Capítulo aparte merece el uruguayo. El pasado verano, con 33 años, parecía no valer para el Barcelona, que quiso prescindir de él una vez que el club recibió en sus oficinas el famoso burofax de Leo Messi. Toda una invitación para que hiciera las maletas, recalando finalmente en el Metropolitano. Y Lucho, que aún tenía mucho que decir en los terrenos de juego, ha respondido a la perfección, con 21 goles determinantes en el campeonato. Hasta el duelo de la penúltima jornada llevaba cinco partidos sin marcar, pero Diego Pablo Simeone, viejo zorro donde los haya pese a sus 51 años, lanzó un aviso: "Entramos en la zona Suárez". Y vaya que si entró: ante Osasuna y el Valladolid, el charrúa fue clave con sus goles que sirvieron para remontar ambos encuentros y, a la postre y ante la presión de un Real Madrid que venía apretando, ganar el título.

Y, cómo no, la Liga también de Simeone.
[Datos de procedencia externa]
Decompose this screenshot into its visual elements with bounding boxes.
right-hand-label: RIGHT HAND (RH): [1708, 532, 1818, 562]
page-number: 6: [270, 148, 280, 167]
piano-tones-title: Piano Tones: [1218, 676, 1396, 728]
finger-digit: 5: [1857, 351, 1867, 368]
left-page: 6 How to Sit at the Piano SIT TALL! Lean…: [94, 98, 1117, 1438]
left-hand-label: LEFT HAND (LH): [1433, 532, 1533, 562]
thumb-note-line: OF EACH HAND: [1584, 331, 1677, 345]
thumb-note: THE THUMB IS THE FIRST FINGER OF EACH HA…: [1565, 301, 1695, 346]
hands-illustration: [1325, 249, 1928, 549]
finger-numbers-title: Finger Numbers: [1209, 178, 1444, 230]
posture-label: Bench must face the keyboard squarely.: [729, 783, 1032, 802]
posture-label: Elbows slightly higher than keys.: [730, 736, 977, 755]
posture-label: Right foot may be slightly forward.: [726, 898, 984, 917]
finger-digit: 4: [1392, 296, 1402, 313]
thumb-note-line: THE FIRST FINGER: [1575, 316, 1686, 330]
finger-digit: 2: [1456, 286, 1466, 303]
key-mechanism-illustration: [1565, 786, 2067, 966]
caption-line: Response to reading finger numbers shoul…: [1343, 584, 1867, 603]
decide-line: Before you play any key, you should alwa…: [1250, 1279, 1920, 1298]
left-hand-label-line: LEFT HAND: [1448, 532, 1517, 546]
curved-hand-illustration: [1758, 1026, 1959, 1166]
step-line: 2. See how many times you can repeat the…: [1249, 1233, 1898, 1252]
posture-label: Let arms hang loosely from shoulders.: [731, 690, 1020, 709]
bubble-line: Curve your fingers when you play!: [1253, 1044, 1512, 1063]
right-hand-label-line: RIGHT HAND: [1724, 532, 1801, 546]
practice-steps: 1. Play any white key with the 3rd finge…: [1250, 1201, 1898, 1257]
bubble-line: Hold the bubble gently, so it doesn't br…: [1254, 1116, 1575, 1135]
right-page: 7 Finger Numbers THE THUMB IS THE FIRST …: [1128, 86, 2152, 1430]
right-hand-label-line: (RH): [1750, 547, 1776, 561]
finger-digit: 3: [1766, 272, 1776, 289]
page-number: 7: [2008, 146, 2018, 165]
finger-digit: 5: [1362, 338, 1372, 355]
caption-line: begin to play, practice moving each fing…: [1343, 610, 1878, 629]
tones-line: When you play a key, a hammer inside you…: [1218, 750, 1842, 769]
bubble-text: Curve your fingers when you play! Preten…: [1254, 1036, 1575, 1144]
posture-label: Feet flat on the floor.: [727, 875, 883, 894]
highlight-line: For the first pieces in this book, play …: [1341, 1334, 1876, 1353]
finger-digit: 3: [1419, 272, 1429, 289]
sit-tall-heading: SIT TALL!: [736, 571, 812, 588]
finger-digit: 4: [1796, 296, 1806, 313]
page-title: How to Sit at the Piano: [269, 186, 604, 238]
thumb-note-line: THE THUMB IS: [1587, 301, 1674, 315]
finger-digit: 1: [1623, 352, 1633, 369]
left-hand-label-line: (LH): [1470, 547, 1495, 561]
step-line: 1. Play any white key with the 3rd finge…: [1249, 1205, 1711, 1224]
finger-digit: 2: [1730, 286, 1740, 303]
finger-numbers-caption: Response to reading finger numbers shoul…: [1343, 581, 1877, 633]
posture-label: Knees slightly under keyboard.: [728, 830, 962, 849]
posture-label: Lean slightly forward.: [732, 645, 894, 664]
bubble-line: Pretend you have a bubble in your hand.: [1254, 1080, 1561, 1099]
El Cholo, que acaba de conquistar su octavo título como técnico del Atlético en menos de diez años —desde que aterrizara en el club en diciembre de 2011—, ha sabido reinventarse en todos los aspectos, incluido el psicológico y táctico al adaptarse de forma extraordinaria a la plantilla —no al revés— y, sobre todo, ha dado con la tecla al tener enchufadísimos a sus jugadores desde el minuto 1 al 90 y de la jornada 1 a la 38. Desde la novena fecha del campeonato ha sido líder el Atlético hasta el final. 32 jornadas para acabar dominando la Liga y volver a conquistar el título de la regularidad siete años después, rememorando aquella gloriosa tarde del 17 de mayo de 2014 en el Camp Nou.

Un enorme Atlético de Madrid que ha sabido resistir a la presión del Barcelona y sobre todo de un Real Madrid que le ha disputado el título a los colchoneros hasta el último minuto. Un auténtico milagro para Zinedine Zidane y los suyos, teniendo en cuenta todas las lesiones (62 esta temporada), los casos de coronavirus y hasta los arbitrajes en contra (mano de Militao ante el Sevilla, la de Morcillo en San Mamés, seis meses sin un penalti a favor...). Así que también mi felicitación para los blancos por no arrojar la toalla pese a haberlo tenido todo (y a todos) en contra.

Enhorabuena para toda la familia atlética por el título.... o no: para casi toda. Conviene recordar en este punto las palabras que Miguel Ángel Gil Marín le dijo a la plantilla hace poco más de un mes, a nueve jornadas para el final del campeonato, durante una de esas famosas comidas de conjura. Según el periodista de la SER Miguel Martín Talavera, Tala, el consejero delegado le habría dicho a los jugadores algo así como: "Tranquilos, muchachos, que los objetivos económicos y deportivos están prácticamente conseguidos".

¿Cómo que los objetivos económicos y deportivos están prácticamente conseguidos, cuando el Atlético era líder con un holgado colchón? ¿Qué ambición es ésa para uno de los clubes más importantes de Europa y del mundo, con un presupuesto de 400 millones de euros y que tiene en nómina al entrenador mejor pagado de todo el planeta? Vaya desde aquí mi tirón de orejas particular para el máximo dirigente colchonero, que con esas palabras demostró estar por debajo de la ambición de los jugadores, cuerpo técnico y afición rojiblancos.

El destino ha querido que el Atlético sea campeón, pero también que lo fuera en la última jornada y luchando hasta el final. No nos extraña conociendo la historia y peculiaridades de este club, todo un derroche de coraje y corazón.